Rezension

Warlight

Warlight - Michael Ondaatje

Warlight
von Michael Ondaatje

Bewertet mit 4 Sternen

Rachel and Nathaniel were still teenagers when immediately after WW II their parents packed to leave the country. The kids were supposed to attend boarding school after summer break, but only a few days after the school had begun again, they left and went completely to live with a man they named „The Moth“ who was supposed to be their caretaker while the parents were away. Even though they at first felt left behind, it was a time of freedom and carelessness, the house often full of interesting and mysterious people and both, Nathaniel and Rachel, became somehow used to the situation. When their mother suddenly showed up again, they understood that things were not what they had thought them to be.
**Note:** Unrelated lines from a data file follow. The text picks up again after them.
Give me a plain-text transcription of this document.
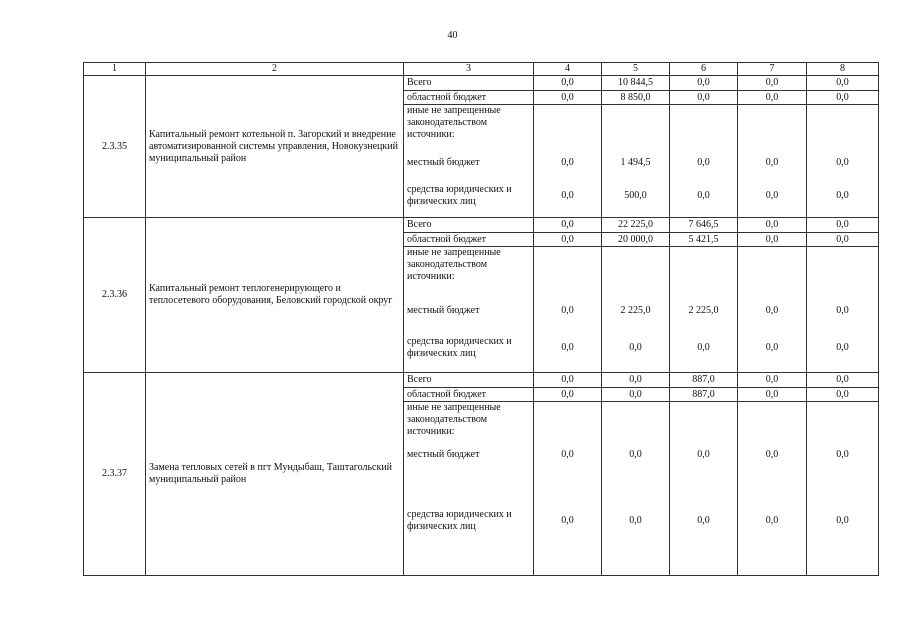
40
1	2	3	4	5	6	7	8
2.3.35	Капитальный ремонт котельной п. Загорский и внедрение автоматизированной системы управления, Новокузнецкий муниципальный район	Всего	0,0	10 844,5	0,0	0,0	0,0
		областной бюджет	0,0	8 850,0	0,0	0,0	0,0
		иные не запрещенные законодательством источники:					
		местный бюджет	0,0	1 494,5	0,0	0,0	0,0
		средства юридических и физических лиц	0,0	500,0	0,0	0,0	0,0
2.3.36	Капитальный ремонт теплогенерирующего и теплосетевого оборудования, Беловский городской округ	Всего	0,0	22 225,0	7 646,5	0,0	0,0
		областной бюджет	0,0	20 000,0	5 421,5	0,0	0,0
		иные не запрещенные законодательством источники:					
		местный бюджет	0,0	2 225,0	2 225,0	0,0	0,0
		средства юридических и физических лиц	0,0	0,0	0,0	0,0	0,0
2.3.37	Замена тепловых сетей в пгт Мундыбаш, Таштагольский муниципальный район	Всего	0,0	0,0	887,0	0,0	0,0
		областной бюджет	0,0	0,0	887,0	0,0	0,0
		иные не запрещенные законодательством источники:					
		местный бюджет	0,0	0,0	0,0	0,0	0,0
		средства юридических и физических лиц	0,0	0,0	0,0	0,0	0,0
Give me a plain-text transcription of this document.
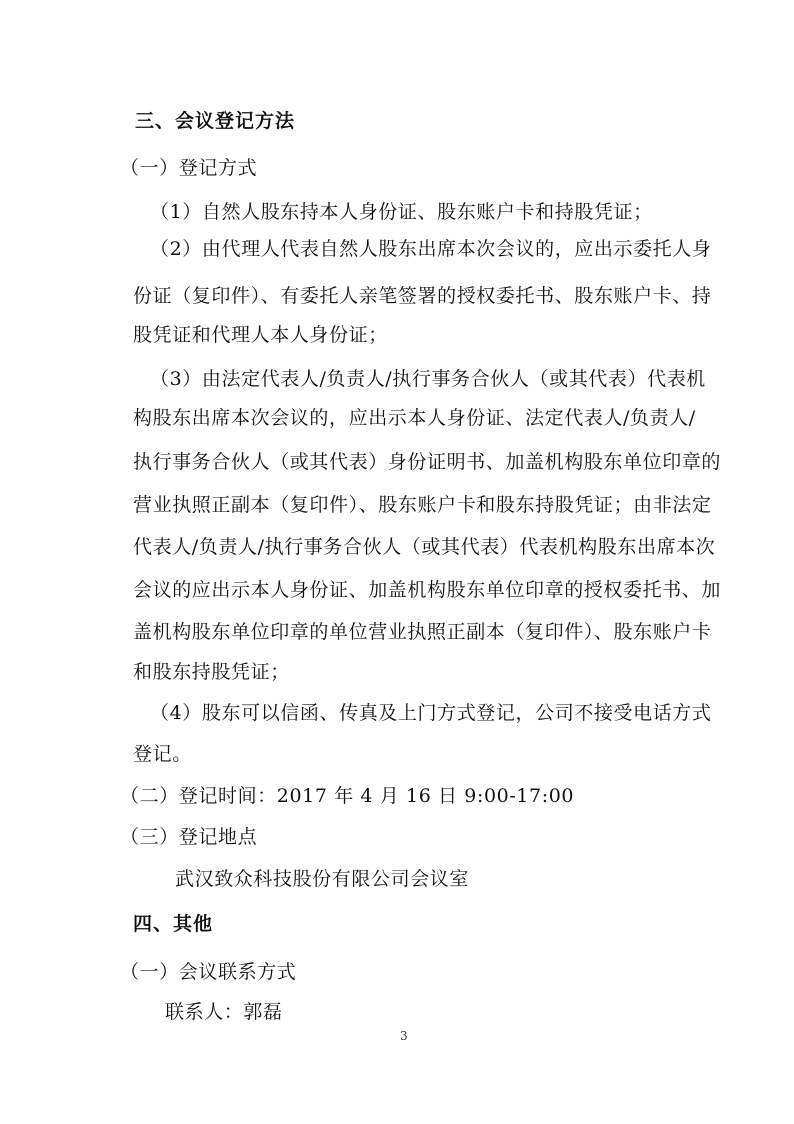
三、会议登记方法
（一）登记方式
（1）自然人股东持本人身份证、股东账户卡和持股凭证；
（2）由代理人代表自然人股东出席本次会议的，应出示委托人身
份证（复印件）、有委托人亲笔签署的授权委托书、股东账户卡、持
股凭证和代理人本人身份证；
（3）由法定代表人/负责人/执行事务合伙人（或其代表）代表机
构股东出席本次会议的，应出示本人身份证、法定代表人/负责人/
执行事务合伙人（或其代表）身份证明书、加盖机构股东单位印章的
营业执照正副本（复印件）、股东账户卡和股东持股凭证；由非法定
代表人/负责人/执行事务合伙人（或其代表）代表机构股东出席本次
会议的应出示本人身份证、加盖机构股东单位印章的授权委托书、加
盖机构股东单位印章的单位营业执照正副本（复印件）、股东账户卡
和股东持股凭证；
（4）股东可以信函、传真及上门方式登记，公司不接受电话方式
登记。
（二）登记时间：2017 年 4 月 16 日 9:00-17:00
（三）登记地点
武汉致众科技股份有限公司会议室
四、其他
（一）会议联系方式
联系人：郭磊
3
It was only after their mother’s death, when Nathaniel is approached by special operations, that he gains insight in who his mother had actually been.

 

“Warlight” – during the time of the second world war, when there were frequent blackouts in London, there was only the so called “Warlight”, dimmed lights to guide emergency traffic, the rest was covered in black and you could only sense movements in the shadow but not see them. This is the perfect title for Michael Ondaatje’s novel: a lot of what happens remains somewhere in the dark for the protagonist to see. He can only assume things from the quick glances he is granted, but he cannot be sure if his hypotheses are correct. It also represents quite well the atmosphere which is always a bit gloomy and melancholy and certainly never joyful.

 

At the beginning of the novel, the reader just as the protagonist and narrator is quite irritated by the parents’ behaviour. They leave the country, neither telling their children where exactly they are headed too or why after all they have to leave. The teenagers stay with people they hardly know and not to forget: the war has just ended and the memories of the bombings are still fresh. How could ever parents do such a thing? It becomes even more infuriating when they find their mother’s luggage which she obviously didn’t take with her. It takes some time to figure out the mother’s real role and thus to understand her behaviour. This is also when the novel becomes the most interesting.

 

This is also where Michael Ondaatje’s virtuosity becomes evident: none of the characters, no matter how random he or she seemed, was introduced without a reason and they all have their specific role in the novel. It all makes sense and culminates in much greater questions than the nucleus of a single family we are presented with at first can ever offer: how far would you go for your country? What are you willing to sacrifice? And it clearly shows that the two categories of “good” and “bad” are simply inadequate for the world we are living in.